Opinion

Idaho’s early release of ‘nonviolent’ offenders leads to more shootings by police

Police cordon off a number of businesses west of Peterson Toyota on the south side of Fairview Avenue after an office-involved shooting in September 2017.
Police cordon off a number of businesses west of Peterson Toyota on the south side of Fairview Avenue after an office-involved shooting in September 2017. kjones@idahostatesman.com

In an Idaho Statesman article on July 2, a retired law enforcement officer shared his thoughts on what contributed to a spike in officer-involved shootings in Idaho. His three factors were: lack of mental health care, rapid growth and undertrained officers. We agree that two of these factors, lack of mental health care and rapid growth, may be factors that put police officers in the unenviable position to make the extremely difficult decision to use deadly force.

However, Idaho police officers are not poorly trained. From the time we attend the basic Police Academy until we retire, we train. Law enforcement is ever-evolving, as is our training. De-escalation training and the application of appropriate use of force are front and center throughout an officer’s career.

The statement in the article that “there are many cases nationally where the shooting was legally justified, but could have been avoided had the officer used better judgment and tactics” is not fair. These situations are dynamic. There is no way to determine which situations “could” be avoided.

What the article failed to mention is the Justice Reinvestment Initiative (JRI), which is a major factor. JRI has been the leading factor in our spike in officer-involved shootings in Ada County since 2016 (the time frame used in the article).
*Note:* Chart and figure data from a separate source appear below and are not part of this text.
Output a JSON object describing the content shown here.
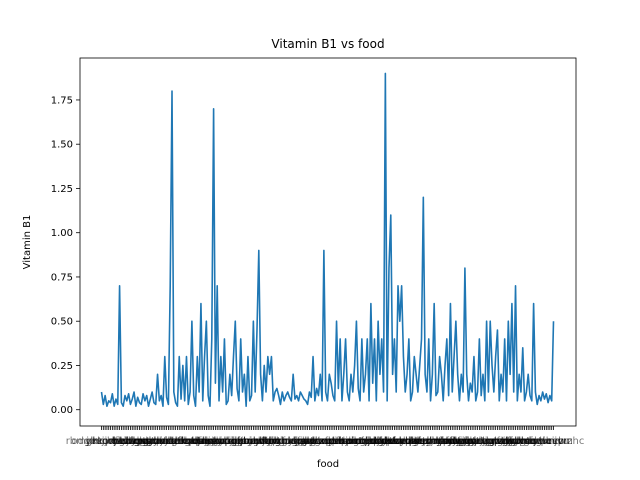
{
  "chart_data": {
    "type": "line",
    "title": "Vitamin B1 vs food",
    "xlabel": "food",
    "ylabel": "Vitamin B1",
    "ylim": [
      -0.092,
      1.987
    ],
    "y_ticks": [
      "0.00",
      "0.25",
      "0.50",
      "0.75",
      "1.00",
      "1.25",
      "1.50",
      "1.75"
    ],
    "grid": false,
    "legend": "none",
    "color": "#1f77b4",
    "x_tick_labels_note": "",
    "series": [
      {
        "values": [
          0.1,
          0.03,
          0.08,
          0.02,
          0.05,
          0.04,
          0.09,
          0.02,
          0.06,
          0.03,
          0.7,
          0.04,
          0.02,
          0.08,
          0.05,
          0.09,
          0.03,
          0.06,
          0.1,
          0.02,
          0.07,
          0.04,
          0.03,
          0.09,
          0.05,
          0.08,
          0.02,
          0.06,
          0.1,
          0.04,
          0.03,
          0.2,
          0.05,
          0.08,
          0.02,
          0.3,
          0.07,
          0.03,
          0.7,
          1.8,
          0.1,
          0.04,
          0.02,
          0.3,
          0.06,
          0.25,
          0.05,
          0.3,
          0.03,
          0.1,
          0.5,
          0.08,
          0.02,
          0.3,
          0.1,
          0.6,
          0.05,
          0.3,
          0.5,
          0.08,
          0.02,
          0.4,
          1.7,
          0.15,
          0.7,
          0.05,
          0.3,
          0.1,
          0.4,
          0.03,
          0.05,
          0.2,
          0.08,
          0.3,
          0.5,
          0.12,
          0.05,
          0.4,
          0.1,
          0.2,
          0.02,
          0.3,
          0.05,
          0.08,
          0.5,
          0.1,
          0.45,
          0.9,
          0.2,
          0.05,
          0.25,
          0.1,
          0.3,
          0.2,
          0.3,
          0.05,
          0.1,
          0.12,
          0.08,
          0.03,
          0.1,
          0.05,
          0.08,
          0.1,
          0.07,
          0.05,
          0.2,
          0.06,
          0.08,
          0.05,
          0.1,
          0.08,
          0.06,
          0.05,
          0.03,
          0.1,
          0.07,
          0.3,
          0.05,
          0.12,
          0.08,
          0.2,
          0.05,
          0.9,
          0.1,
          0.05,
          0.2,
          0.15,
          0.08,
          0.05,
          0.5,
          0.12,
          0.4,
          0.05,
          0.2,
          0.4,
          0.1,
          0.05,
          0.2,
          0.1,
          0.25,
          0.5,
          0.12,
          0.05,
          0.4,
          0.1,
          0.2,
          0.4,
          0.05,
          0.6,
          0.15,
          0.4,
          0.05,
          0.5,
          0.2,
          0.4,
          0.1,
          1.9,
          0.05,
          0.8,
          1.1,
          0.2,
          0.4,
          0.1,
          0.7,
          0.5,
          0.7,
          0.3,
          0.1,
          0.2,
          0.4,
          0.05,
          0.1,
          0.3,
          0.2,
          0.1,
          0.25,
          0.4,
          1.2,
          0.2,
          0.1,
          0.4,
          0.05,
          0.2,
          0.6,
          0.08,
          0.1,
          0.3,
          0.2,
          0.05,
          0.25,
          0.4,
          0.08,
          0.6,
          0.1,
          0.3,
          0.5,
          0.2,
          0.05,
          0.2,
          0.1,
          0.8,
          0.2,
          0.05,
          0.15,
          0.1,
          0.3,
          0.05,
          0.1,
          0.4,
          0.08,
          0.2,
          0.05,
          0.5,
          0.1,
          0.5,
          0.25,
          0.1,
          0.3,
          0.45,
          0.05,
          0.2,
          0.1,
          0.4,
          0.05,
          0.5,
          0.2,
          0.6,
          0.1,
          0.7,
          0.05,
          0.2,
          0.1,
          0.35,
          0.05,
          0.1,
          0.2,
          0.08,
          0.05,
          0.6,
          0.1,
          0.03,
          0.08,
          0.05,
          0.1,
          0.06,
          0.09,
          0.04,
          0.08,
          0.05,
          0.5
        ]
      }
    ]
  }
}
JRI is an ill-conceived and poorly administered program that created state policies leading to the early release of prison inmates. JRI had failed in other states, but was brought to Idaho and sold to legislators as a way to save money by releasing “nonviolent” offenders early.

Since April of 2016, there have been 11 fatal officer-involved shootings in Ada County. Five of the 11 involved parolees inaccurately labeled “nonviolent” offenders released early from prison. Marco Romero, a “nonviolent” offender, was released early under JRI. Romero should have been in prison until 2022. Instead, he was paroled in January 2016, despite being an obvious risk to the community.

2018fatalshootingsJuly2.JPG
2018 now marks the highest number of fatal, officer-involved shootings in Idaho in almost 20 years, according to a Statesman review of publicly available information. Graphic by Cynthia Sewell

In November 2016, Romero shot two friends, shot at two others, and carjacked an elderly woman while running from law enforcement. On Nov. 11, 2016, Romero shot two Boise police officers and Boise police K-9 Jardo. Cpl. Chris Davis recovered from his gunshot wound and returned to duty. Cpl. Kevin Holtry was paralyzed from the waist down and lost the lower part of one of his legs.

Legislators were sold a bill of goods to save money. Contrary to saving money, the community is paying a high price. Citizens have been shot and killed, officers have been shot and severely wounded, a police K-9 was killed, and five offenders lost their lives. None of this had to happen.

JRI is responsible for 45 percent of the officer-involved fatal incidents in Ada County since 2016. The Idaho Legislature, the Idaho Department of Correction and the Idaho Parole Commission can reverse this trend by holding offenders accountable based upon the sentences imposed, repealing JRI and the policies created, and by keeping in place Idaho laws that keep us safe.

Cory Stambaugh is president of the Boise Police Union. Joe Andreoli is president of Fraternal Order of Police, Treasure Valley Lodge No. 11.